Sebanyak 250 peserta yang terdiri atas dosen dan mahasiswa mengikuti kegiatan tersebut dengan antusias. Mereka mendapatkan pemahaman mengenai kebijakan Opsen Pajak Kendaraan Bermotor (PKB) dan Opsen Bea Balik Nama Kendaraan Bermotor (BBNKB), termasuk manfaatnya bagi pembangunan daerah.
Acara dibuka oleh Dekan Fakultas Hukum UNSIKA, Dr. H. Imam Budi Santoso, S.H., M.H., bersama Sekretaris Bapenda Kabupaten Karawang, Ade Sudrajat, S.H., M.H., yang mewakili Kepala Bapenda.

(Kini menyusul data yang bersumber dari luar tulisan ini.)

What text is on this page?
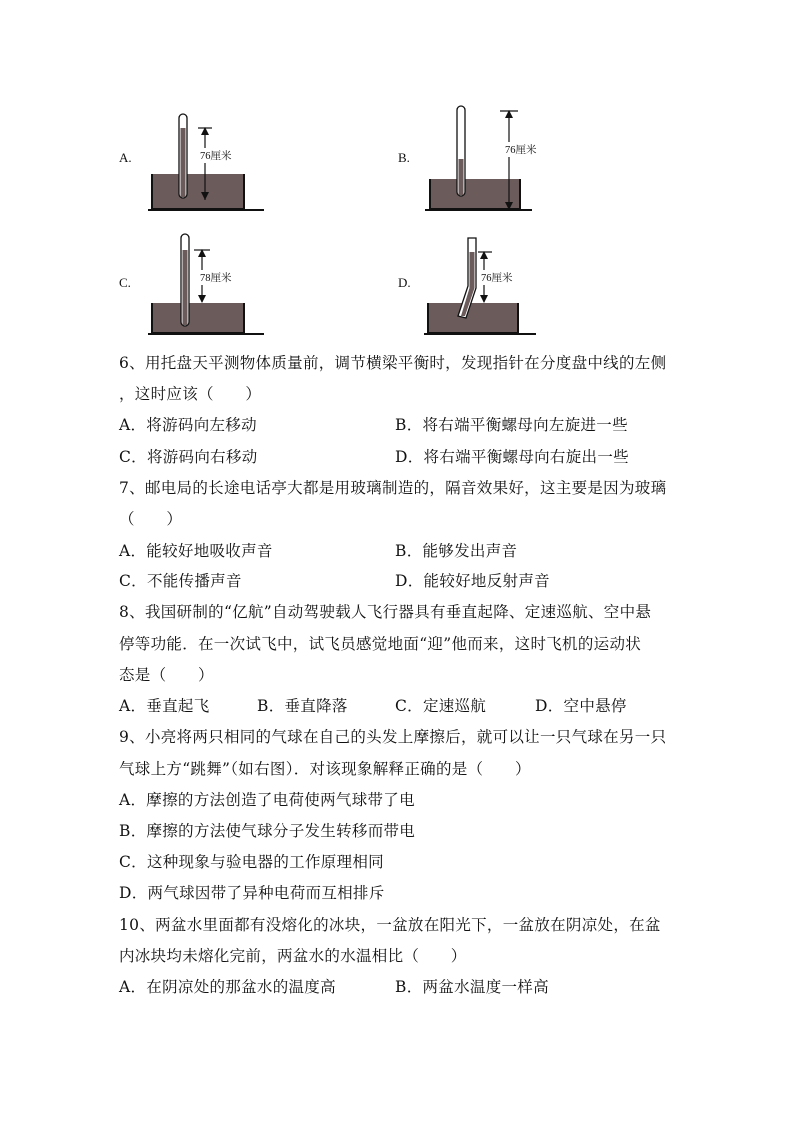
A.	76厘米	B.	76厘米
C.	78厘米	D.	76厘米
6、用托盘天平测物体质量前，调节横梁平衡时，发现指针在分度盘中线的左侧
，这时应该（　　）
A．将游码向左移动	B．将右端平衡螺母向左旋进一些
C．将游码向右移动	D．将右端平衡螺母向右旋出一些
7、邮电局的长途电话亭大都是用玻璃制造的，隔音效果好，这主要是因为玻璃
（　　）
A．能较好地吸收声音	B．能够发出声音
C．不能传播声音	D．能较好地反射声音
8、我国研制的“亿航”自动驾驶载人飞行器具有垂直起降、定速巡航、空中悬
停等功能．在一次试飞中，试飞员感觉地面“迎”他而来，这时飞机的运动状
态是（　　）
A．垂直起飞	B．垂直降落	C．定速巡航	D．空中悬停
9、小亮将两只相同的气球在自己的头发上摩擦后，就可以让一只气球在另一只
气球上方“跳舞”（如右图）．对该现象解释正确的是（　　）
A．摩擦的方法创造了电荷使两气球带了电
B．摩擦的方法使气球分子发生转移而带电
C．这种现象与验电器的工作原理相同
D．两气球因带了异种电荷而互相排斥
10、两盆水里面都有没熔化的冰块，一盆放在阳光下，一盆放在阴凉处，在盆
内冰块均未熔化完前，两盆水的水温相比（　　）
A．在阴凉处的那盆水的温度高	B．两盆水温度一样高
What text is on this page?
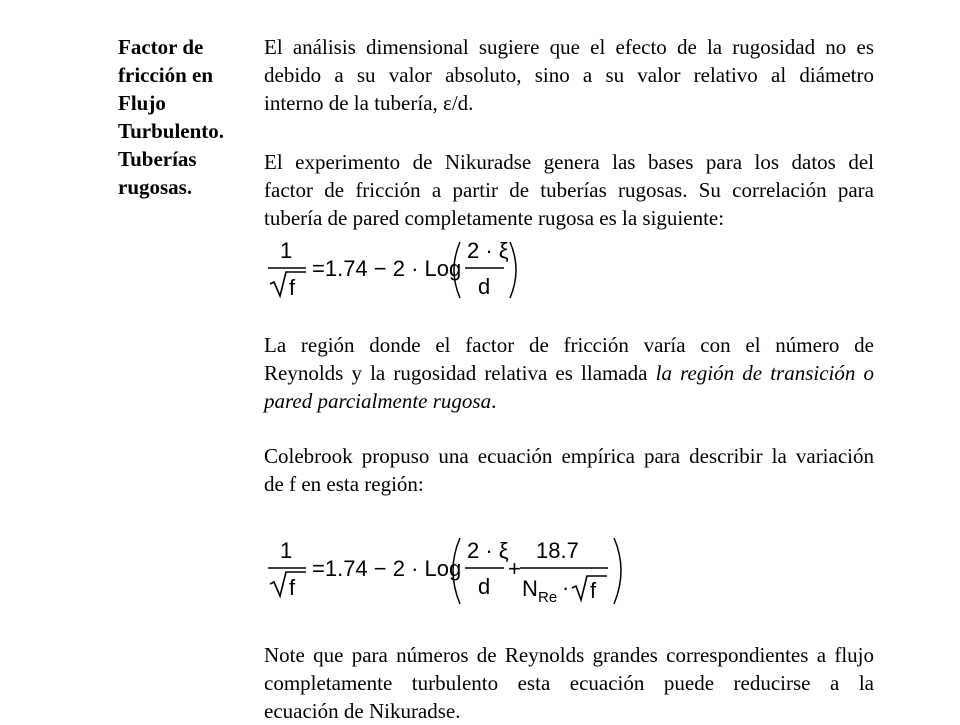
Factor de
fricción en
Flujo
Turbulento.
Tuberías
rugosas.
El análisis dimensional sugiere que el efecto de la rugosidad no es
debido a su valor absoluto, sino a su valor relativo al diámetro
interno de la tubería, ε/d.
El experimento de Nikuradse genera las bases para los datos del
factor de fricción a partir de tuberías rugosas. Su correlación para
tubería de pared completamente rugosa es la siguiente:
1
f
=1.74 − 2 · Log
2 · ξ
d
La región donde el factor de fricción varía con el número de
Reynolds y la rugosidad relativa es llamada la región de transición o
pared parcialmente rugosa.
Colebrook propuso una ecuación empírica para describir la variación
de f en esta región:
1
f
=1.74 − 2 · Log
2 · ξ
d
+
18.7
N Re · f
Note que para números de Reynolds grandes correspondientes a flujo
completamente turbulento esta ecuación puede reducirse a la
ecuación de Nikuradse.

Dalam sambutannya, Ade Sudrajat menegaskan bahwa mahasiswa memiliki peran penting dalam menumbuhkan budaya taat pajak di tengah masyarakat.

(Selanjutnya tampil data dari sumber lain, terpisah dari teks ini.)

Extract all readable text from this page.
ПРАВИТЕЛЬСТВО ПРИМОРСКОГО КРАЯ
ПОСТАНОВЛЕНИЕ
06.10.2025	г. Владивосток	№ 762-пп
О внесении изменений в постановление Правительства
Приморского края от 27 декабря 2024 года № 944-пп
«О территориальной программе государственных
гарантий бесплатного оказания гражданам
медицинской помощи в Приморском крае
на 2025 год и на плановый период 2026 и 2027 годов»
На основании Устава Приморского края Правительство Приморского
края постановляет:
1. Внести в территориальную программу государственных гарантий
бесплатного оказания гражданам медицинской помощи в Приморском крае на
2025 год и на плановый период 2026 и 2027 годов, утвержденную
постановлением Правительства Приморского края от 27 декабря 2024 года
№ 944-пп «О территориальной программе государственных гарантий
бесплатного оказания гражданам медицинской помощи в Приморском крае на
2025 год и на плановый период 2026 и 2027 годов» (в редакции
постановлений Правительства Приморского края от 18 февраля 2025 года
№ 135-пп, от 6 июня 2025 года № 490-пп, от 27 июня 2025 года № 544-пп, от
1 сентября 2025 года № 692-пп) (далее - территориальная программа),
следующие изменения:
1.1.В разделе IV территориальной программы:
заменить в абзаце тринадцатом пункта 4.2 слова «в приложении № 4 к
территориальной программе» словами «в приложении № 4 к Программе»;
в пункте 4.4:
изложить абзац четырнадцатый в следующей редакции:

“Mahasiswa adalah agen perubahan sekaligus calon pemimpin masa depan. Kami berharap melalui sosialisasi ini civitas akademika dapat memahami regulasi perpajakan daerah, mengedukasi masyarakat, dan menjadi motor penggerak pembangunan Karawang yang lebih maju,” ujar Ade.
Ia menjelaskan, penerapan Opsen PKB dan Opsen BBNKB merupakan amanat Undang-Undang Nomor 1 Tahun 2022 tentang Hubungan Keuangan antara Pemerintah Pusat dan Pemerintahan Daerah serta Peraturan Daerah Kabupaten Karawang Nomor 17 Tahun 2023 yang telah diperbarui melalui Perda Nomor 6 Tahun 2025.

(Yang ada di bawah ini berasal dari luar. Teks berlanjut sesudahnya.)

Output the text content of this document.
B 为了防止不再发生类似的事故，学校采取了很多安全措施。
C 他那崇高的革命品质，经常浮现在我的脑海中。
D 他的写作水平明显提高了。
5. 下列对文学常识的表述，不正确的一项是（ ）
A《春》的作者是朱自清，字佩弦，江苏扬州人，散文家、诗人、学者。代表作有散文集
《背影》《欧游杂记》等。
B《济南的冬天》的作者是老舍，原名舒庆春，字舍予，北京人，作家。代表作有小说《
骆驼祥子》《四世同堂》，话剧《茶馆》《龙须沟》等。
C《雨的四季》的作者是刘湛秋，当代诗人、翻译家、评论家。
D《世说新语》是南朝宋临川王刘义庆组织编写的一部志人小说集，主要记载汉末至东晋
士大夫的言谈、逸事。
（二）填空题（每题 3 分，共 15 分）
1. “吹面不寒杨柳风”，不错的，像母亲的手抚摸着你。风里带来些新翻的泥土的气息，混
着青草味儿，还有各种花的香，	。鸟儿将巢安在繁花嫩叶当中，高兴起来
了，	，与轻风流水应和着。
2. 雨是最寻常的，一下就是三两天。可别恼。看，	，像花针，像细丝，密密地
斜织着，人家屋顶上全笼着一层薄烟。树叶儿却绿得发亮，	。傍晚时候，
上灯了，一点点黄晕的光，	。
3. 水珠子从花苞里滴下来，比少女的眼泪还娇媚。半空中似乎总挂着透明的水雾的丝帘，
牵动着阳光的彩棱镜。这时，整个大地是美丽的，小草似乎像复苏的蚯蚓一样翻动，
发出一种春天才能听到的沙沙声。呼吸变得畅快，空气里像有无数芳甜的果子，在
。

Menurut Ade, kebijakan opsen hadir sebagai pengganti sistem bagi hasil PKB dan BBNKB sehingga tidak menambah besaran pajak yang harus dibayarkan masyarakat.
“Opsen PKB dan Opsen BBNKB tidak menambah beban masyarakat. Kebijakan ini hanya mengubah mekanisme penerimaan agar lebih cepat sekaligus memperkuat kemampuan fiskal daerah,” katanya.
Ia juga menyebutkan bahwa sedikitnya 10 persen pendapatan dari Opsen PKB wajib dialokasikan untuk pembangunan dan pemeliharaan infrastruktur jalan.
Dalam sosialisasi tersebut, peserta juga mendapatkan materi dari sejumlah narasumber lintas instansi, yakni Pusat Pengelolaan Pendapatan Daerah Wilayah (P3DW) Kabupaten Karawang, Satlantas Polres Karawang, PT Jasa Raharja, dan Bank BJB Cabang Karawang.
Kepala P3DW Kabupaten Karawang, Hendrian Oetama, S.E., menjelaskan kemudahan pembayaran pajak kendaraan melalui digitalisasi layanan.
“Melalui aplikasi Sapawarga, masyarakat dapat membayar Pajak Kendaraan Bermotor secara daring dengan proses yang lebih praktis, transparan, dan terintegrasi,” jelas Hendrian.
Sementara itu, Kepala Cabang PT Jasa Raharja Karawang, Benny Adi Putra, memaparkan mekanisme perlindungan dasar bagi korban kecelakaan lalu lintas melalui Dana Pertanggungan Wajib Kecelakaan Penumpang (DPWKP) dan SWDKLLJ.
Dari sektor perbankan, Sales Force Divisi Dana dan Jasa Konsumen Bank BJB, Yuga Prawira, memperkenalkan berbagai kanal pembayaran pajak daerah, mulai dari layanan teller, ATM, mobile banking hingga Program T-Samsat untuk memudahkan masyarakat memenuhi kewajiban pajaknya.
Adapun narasumber dari Satlantas Polres Karawang, Aipda Syarif Hidayat atau Aipda Bojes, mengingatkan pentingnya kepatuhan berlalu lintas dan legalitas kendaraan.
“Kepatuhan membayar pajak kendaraan bukan hanya memenuhi kewajiban sebagai warga negara, tetapi juga berkaitan dengan legalitas registrasi kendaraan yang memberikan kepastian hukum saat berkendara di jalan,” ujar Aipda Bojes.
Melalui kegiatan ini, Bapenda Karawang berharap kolaborasi dengan Fakultas Hukum UNSIKA mampu melahirkan generasi muda yang memahami pentingnya pajak daerah dan ikut berperan dalam meningkatkan kesadaran masyarakat untuk mendukung pembangunan Karawang yang lebih maju.